DESIGN: Using data from a previously reported trial of a screening and education system for older adults (Computerized Alcohol-Related Problems Survey), secondary analyses were conducted comparing the ability of two different measures of risk to detect postintervention group differences: the original categorical outcome measure and a new, finely grained quantitative risk score based on the same research-based risk factors.
SETTING: Three primary care group practices in southern California.
PARTICIPANTS: Six hundred sixty-five patients aged 65 and older.
MEASUREMENTS: A previously calculated, three-level categorical classification of alcohol-related risk and a newly developed quantitative risk score.

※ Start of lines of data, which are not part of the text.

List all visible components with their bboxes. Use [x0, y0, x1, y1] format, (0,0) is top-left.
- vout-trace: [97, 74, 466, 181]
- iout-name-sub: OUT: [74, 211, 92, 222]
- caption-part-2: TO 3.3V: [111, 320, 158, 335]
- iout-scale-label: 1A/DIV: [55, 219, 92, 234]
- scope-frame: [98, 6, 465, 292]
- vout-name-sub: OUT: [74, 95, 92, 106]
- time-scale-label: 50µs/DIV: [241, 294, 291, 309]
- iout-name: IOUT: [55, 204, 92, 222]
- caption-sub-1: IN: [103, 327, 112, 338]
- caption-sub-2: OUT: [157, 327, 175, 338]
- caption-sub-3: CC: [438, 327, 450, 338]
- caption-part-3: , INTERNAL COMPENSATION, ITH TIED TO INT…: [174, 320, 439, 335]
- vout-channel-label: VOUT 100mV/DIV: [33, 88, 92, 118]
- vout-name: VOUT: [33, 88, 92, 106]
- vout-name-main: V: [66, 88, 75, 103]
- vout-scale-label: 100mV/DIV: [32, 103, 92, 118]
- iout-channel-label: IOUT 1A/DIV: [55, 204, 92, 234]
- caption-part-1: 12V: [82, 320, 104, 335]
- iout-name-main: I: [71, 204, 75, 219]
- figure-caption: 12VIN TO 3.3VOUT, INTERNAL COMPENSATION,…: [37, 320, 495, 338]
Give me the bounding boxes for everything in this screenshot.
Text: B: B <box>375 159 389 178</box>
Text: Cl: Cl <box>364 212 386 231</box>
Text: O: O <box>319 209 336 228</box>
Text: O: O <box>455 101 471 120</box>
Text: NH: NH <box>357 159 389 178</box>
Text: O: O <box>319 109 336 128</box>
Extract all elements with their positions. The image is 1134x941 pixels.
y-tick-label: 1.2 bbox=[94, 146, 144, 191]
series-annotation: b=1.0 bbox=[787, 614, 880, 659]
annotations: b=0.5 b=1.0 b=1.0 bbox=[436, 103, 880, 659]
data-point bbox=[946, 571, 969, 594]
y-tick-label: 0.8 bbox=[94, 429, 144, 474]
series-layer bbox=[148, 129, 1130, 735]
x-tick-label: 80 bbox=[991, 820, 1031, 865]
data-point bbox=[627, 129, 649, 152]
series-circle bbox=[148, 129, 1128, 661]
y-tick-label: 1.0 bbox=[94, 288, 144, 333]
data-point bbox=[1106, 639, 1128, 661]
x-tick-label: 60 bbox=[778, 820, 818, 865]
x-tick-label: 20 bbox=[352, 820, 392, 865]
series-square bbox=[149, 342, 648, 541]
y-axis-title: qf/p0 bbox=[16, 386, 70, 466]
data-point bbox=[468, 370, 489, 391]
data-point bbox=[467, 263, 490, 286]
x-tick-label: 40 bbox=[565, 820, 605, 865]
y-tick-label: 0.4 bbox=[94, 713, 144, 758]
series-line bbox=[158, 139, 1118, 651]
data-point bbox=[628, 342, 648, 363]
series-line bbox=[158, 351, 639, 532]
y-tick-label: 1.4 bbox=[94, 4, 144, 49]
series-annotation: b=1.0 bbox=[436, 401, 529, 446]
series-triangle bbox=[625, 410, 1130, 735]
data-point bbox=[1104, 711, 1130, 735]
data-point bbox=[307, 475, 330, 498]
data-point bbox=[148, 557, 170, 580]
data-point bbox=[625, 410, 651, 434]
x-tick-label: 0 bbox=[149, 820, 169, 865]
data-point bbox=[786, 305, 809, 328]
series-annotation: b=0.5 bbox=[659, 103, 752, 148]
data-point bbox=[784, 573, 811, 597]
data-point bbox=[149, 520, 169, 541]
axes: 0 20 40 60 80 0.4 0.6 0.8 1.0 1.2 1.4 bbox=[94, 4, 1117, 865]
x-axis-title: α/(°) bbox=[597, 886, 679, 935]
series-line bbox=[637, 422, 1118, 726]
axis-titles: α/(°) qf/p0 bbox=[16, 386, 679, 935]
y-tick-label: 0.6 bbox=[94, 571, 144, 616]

RESULTS: Mean postintervention risk scores differed between the three experimental conditions: usual care, patient report, and combined report (P<.001). The difference between the combined report and usual care was significant (P<.001) and directly proportional to baseline risk. The three-level risk classification did not reveal approximately 57.3% of the intervention effect detected by the risk score. The risk score also was sufficiently sensitive to detect the intervention effect within the subset of hypertensive patients (n=112; P=.001).
CONCLUSION: As an outcome measure in intervention trials, the finely grained risk score is more sensitive than the trinary risk classification. The additional clinical value of the risk score relative to the categorical measure needs to be determined.